Der Kampf um das Eisstadion in Pegnitz geht mittelfristig in die nächste Runde. Rund 3 Jahre ist es her, seitdem eine Gruppe aus über 100 Ehrenamtlichen den Betrieb im Pegnitzer Eisstadion gerettet hat. Möglich machen das seitdem besonders zehntausende freiwillige Stunden vom Kassenhäuschen über die Eisbereitung bis zur Buchhaltung oder Spendersuche. Außerdem gab es eine Starthilfe von der Stadt, um die neue Eisbereitungsanlage möglich zu machen. Neue Sorgen macht jetzt der sich zunehmend verschlechternde Zustand der Infrastruktur. Um die Zukunft in den nächsten Jahren zu sichern braucht die Betreibergesellschaft zusätzliche Unterstützung von außen, sagt der Vorstand der Betreibergesellschaft Mark Gerstner:
Natürlich muss die Kommune wieder mit ins Boot. In allererster Linie mal als Antragsteller. Das wissen wir, das können wir als Arena-UG alleine nicht leisten. Wir haben ja keine gesicherte Stätte. Also wir haben aktuell einen Pachtvertrag, der zeitlich begrenzt ist. Eine langfristige Pacht ist momentan nicht möglich seitens der Stadt. Wir haben kein Eigentum. Also wir können aktuell auch gar keinen Förderantrag stellen.

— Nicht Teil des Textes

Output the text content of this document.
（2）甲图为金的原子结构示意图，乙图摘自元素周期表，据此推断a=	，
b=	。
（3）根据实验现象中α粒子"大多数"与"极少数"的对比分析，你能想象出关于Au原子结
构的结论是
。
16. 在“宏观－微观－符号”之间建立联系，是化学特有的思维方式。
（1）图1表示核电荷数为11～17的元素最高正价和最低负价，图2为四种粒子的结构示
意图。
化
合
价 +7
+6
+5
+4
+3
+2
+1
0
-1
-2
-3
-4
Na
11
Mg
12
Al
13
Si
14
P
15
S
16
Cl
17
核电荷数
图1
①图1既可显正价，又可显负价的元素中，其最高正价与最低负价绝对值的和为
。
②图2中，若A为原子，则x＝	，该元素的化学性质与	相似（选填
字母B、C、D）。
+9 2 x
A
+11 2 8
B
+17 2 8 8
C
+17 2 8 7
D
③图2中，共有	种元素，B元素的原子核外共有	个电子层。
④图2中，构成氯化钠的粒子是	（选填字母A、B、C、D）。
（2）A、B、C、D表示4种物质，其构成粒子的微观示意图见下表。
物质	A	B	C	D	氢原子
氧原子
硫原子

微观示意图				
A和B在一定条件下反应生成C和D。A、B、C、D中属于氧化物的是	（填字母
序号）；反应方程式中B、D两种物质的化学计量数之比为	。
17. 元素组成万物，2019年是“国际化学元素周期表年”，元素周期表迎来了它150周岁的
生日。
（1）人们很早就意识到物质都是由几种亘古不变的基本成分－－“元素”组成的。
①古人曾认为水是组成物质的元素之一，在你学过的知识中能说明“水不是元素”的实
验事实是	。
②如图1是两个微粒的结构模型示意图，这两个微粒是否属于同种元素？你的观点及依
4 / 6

Zu dem Investitionsstau von rund 40 Jahren kommt die dringende Notwendigkeit eines Daches für das Stadion. Der Bebauungsplan für die nebenan geplante Justizschule macht das, Stand jetzt, unausweichlich. Die konkrete Bitte der Betreiber an die Entscheidungsträger in der Stadt: einen Plan für die dringend notwendige Sanierung machen und gemeinsam einen Weg für die Finanzierung finden. Zum Beispiel über Förderungen aus Bund und Land. Der aktuelle Pachtvertrag mit der Stadt läuft noch bis zum Sommer 2027.